MaskPrimers.py align -s M1*quality-pass.fastq -p Greiff2014_VPrimers.fasta \
    --maxlen 30 --mode mask --pf VPRIMER --log MP1.log

This will perform a slower process of locally aligning the primers, checking the reverse compliment of each read for matches, and correcting the the output sequences to the forward orientation (V to J).

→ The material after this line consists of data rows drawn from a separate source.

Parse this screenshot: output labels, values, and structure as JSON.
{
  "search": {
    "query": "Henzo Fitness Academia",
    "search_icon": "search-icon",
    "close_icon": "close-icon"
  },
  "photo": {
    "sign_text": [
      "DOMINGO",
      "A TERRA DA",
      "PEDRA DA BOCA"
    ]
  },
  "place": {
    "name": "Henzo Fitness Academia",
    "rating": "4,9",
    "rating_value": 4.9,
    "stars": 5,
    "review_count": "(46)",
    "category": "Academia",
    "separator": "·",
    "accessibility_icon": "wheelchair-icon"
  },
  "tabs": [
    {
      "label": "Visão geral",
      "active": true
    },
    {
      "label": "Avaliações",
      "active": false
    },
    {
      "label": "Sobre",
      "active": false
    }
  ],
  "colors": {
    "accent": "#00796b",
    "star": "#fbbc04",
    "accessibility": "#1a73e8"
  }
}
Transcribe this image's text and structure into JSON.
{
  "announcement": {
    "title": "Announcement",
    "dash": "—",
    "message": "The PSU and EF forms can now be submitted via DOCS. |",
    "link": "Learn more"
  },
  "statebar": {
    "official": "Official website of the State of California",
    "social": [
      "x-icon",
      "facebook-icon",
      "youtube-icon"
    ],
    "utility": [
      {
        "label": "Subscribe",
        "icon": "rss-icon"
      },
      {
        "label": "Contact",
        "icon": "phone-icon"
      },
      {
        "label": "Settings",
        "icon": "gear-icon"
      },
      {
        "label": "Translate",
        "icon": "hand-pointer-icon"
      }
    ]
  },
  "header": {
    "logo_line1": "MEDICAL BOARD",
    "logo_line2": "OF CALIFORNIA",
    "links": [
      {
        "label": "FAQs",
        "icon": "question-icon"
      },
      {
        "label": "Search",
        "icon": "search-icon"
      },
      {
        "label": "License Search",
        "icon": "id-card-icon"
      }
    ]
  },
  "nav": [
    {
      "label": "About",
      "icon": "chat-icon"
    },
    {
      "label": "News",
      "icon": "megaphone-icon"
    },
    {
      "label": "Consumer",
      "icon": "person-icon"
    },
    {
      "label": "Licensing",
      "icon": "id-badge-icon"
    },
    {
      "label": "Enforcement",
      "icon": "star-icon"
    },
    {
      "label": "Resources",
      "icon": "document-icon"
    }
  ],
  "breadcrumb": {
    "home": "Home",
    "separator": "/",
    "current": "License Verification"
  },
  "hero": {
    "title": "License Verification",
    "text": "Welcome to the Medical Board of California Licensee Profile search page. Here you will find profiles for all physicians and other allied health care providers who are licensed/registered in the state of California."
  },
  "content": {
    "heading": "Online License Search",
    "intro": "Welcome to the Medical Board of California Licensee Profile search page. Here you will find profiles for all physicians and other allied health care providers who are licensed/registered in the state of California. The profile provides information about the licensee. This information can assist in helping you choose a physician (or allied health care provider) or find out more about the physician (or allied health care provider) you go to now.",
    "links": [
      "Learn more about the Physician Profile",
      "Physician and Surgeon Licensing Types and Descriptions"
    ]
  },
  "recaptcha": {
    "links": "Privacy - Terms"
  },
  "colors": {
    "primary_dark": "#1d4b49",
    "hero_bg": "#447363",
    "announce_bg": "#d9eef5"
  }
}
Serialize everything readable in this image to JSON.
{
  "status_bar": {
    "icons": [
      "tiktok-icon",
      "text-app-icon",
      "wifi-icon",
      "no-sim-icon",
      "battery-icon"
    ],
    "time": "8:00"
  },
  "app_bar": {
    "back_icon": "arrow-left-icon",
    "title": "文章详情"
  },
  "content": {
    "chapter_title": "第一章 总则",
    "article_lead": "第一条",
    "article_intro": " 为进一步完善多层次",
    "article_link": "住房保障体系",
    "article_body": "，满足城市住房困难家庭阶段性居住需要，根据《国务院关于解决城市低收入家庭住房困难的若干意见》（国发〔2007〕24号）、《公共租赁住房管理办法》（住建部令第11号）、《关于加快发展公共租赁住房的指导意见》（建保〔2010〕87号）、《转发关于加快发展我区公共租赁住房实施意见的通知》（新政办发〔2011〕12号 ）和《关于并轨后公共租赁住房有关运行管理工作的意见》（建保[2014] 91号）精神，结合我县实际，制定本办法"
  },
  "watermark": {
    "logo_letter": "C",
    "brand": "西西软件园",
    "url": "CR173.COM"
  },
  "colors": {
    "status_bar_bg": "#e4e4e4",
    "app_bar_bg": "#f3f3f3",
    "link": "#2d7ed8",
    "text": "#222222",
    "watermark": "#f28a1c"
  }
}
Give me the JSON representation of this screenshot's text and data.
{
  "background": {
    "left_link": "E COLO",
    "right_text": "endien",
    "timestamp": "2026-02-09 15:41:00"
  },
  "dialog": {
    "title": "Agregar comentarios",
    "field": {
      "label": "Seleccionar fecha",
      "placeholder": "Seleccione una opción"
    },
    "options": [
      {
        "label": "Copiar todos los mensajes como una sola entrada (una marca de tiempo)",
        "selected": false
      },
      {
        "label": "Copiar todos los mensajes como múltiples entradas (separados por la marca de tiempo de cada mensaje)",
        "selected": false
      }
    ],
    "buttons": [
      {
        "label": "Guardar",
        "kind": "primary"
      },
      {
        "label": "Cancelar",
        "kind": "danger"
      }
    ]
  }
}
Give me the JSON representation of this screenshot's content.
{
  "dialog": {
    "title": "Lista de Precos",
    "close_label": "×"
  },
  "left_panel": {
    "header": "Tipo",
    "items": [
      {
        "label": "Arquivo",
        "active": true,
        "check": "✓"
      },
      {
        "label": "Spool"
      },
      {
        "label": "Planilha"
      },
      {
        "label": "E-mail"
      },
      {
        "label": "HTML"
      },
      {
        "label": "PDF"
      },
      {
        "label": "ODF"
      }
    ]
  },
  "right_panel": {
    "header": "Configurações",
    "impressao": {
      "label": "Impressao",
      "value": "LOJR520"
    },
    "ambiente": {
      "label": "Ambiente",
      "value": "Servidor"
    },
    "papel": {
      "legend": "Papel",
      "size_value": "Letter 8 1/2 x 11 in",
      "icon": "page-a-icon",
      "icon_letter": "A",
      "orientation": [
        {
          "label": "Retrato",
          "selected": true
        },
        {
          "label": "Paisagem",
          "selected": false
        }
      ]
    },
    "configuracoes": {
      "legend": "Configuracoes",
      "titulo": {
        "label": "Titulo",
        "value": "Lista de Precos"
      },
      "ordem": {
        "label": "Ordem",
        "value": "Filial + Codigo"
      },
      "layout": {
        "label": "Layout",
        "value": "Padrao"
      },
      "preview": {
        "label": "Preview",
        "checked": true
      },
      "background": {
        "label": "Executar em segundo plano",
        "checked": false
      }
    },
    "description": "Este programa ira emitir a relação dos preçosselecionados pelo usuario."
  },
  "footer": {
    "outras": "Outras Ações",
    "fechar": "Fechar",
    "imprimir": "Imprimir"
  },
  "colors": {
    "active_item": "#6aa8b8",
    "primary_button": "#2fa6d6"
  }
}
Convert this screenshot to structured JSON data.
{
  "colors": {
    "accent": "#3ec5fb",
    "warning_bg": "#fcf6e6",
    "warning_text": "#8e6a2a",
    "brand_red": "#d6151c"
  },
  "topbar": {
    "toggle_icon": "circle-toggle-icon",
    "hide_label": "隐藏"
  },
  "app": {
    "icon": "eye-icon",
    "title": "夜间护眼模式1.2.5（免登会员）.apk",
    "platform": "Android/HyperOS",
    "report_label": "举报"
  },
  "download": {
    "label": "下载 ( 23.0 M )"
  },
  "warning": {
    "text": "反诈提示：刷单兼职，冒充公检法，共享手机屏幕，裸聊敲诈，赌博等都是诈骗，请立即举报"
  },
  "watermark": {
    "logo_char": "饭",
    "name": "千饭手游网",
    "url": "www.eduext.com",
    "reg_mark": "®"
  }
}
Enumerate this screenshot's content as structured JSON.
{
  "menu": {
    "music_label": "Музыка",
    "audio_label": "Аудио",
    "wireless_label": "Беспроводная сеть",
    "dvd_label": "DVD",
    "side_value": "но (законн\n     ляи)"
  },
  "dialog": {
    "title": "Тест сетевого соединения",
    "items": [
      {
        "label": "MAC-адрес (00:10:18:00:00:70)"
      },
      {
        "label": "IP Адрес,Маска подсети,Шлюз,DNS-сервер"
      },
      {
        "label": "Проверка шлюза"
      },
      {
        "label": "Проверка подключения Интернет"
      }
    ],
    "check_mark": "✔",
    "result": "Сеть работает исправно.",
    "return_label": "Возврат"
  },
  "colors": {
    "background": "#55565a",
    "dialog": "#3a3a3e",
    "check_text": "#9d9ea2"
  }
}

Deduplication and filtering¶

Removal of duplicate sequences¶

The last stage of the workflow involves two filtering steps to yield the final repertoire. First, the set of unique sequences is identified using the CollapseSeq tool, allowing for up to 20 interior N-valued positions (-n 20 and --inner), and requiring that all reads considered duplicates share the same C-region primer annotation (--uf CPRIMER). Additionally, the V-segment primer annotations of the set of duplicate reads are propagated into the annotation of each retained unique sequence (--cf VPRIMER and --act set):

CollapseSeq.py -s M1-REV_primers-pass.fastq -n 20 --inner --uf CPRIMER \
    --cf VPRIMER --act set --outname M1

Filtering to repeated sequences¶

CollapseSeq stores the count of duplicate reads for each sequence in the DUPCOUNT annotation. Following duplicate removal, the data is subset to only those unique sequence with at least two representative reads by using the group subcommand of SplitSeq on the count field (-f DUPCOUNT) and specifying a numeric threshold (--num 2):

SplitSeq.py group -s M1_collapse-unique.fastq -f DUPCOUNT --num 2 --outname M1

Creating an annotation table¶

Finally, the annotations, including duplicate read count (DUPCOUNT), isotype (CPRIMER) and V-segment primer (VPRIMER), of the final repertoire are then extracted from the SplitSeq output into a tab-delimited file using the table subcommand of ParseHeaders:

12	ParseHeaders.py table -s M1_atleast-2.fastq -f ID DUPCOUNT CPRIMER VPRIMER

Output files¶

The final set of sequences, which serve as input to a V(D)J reference aligner (Eg, IMGT/HighV-QUEST or IgBLAST), and tables that can be plotted for quality control are:

File	Description
M1_collapse-unique.fastq	Total unique sequences
M1_atleast-2.fastq	Unique sequences represented by at least 2 reads
M1_atleast-2_headers.tab	Annotation table of the atleast-2 file
AP_table.tab	Table of the AssemblePairs log
FS_table.tab	Table of the FilterSeq log
MPV_table.tab	Table of the V-segment MaskPrimers log
MPC_table.tab	Table of the C-region MaskPrimers log

A number of other intermediate and log files are generated during the workflow, which allows easy tracking/reversion of processing steps. These files are not listed in the table above.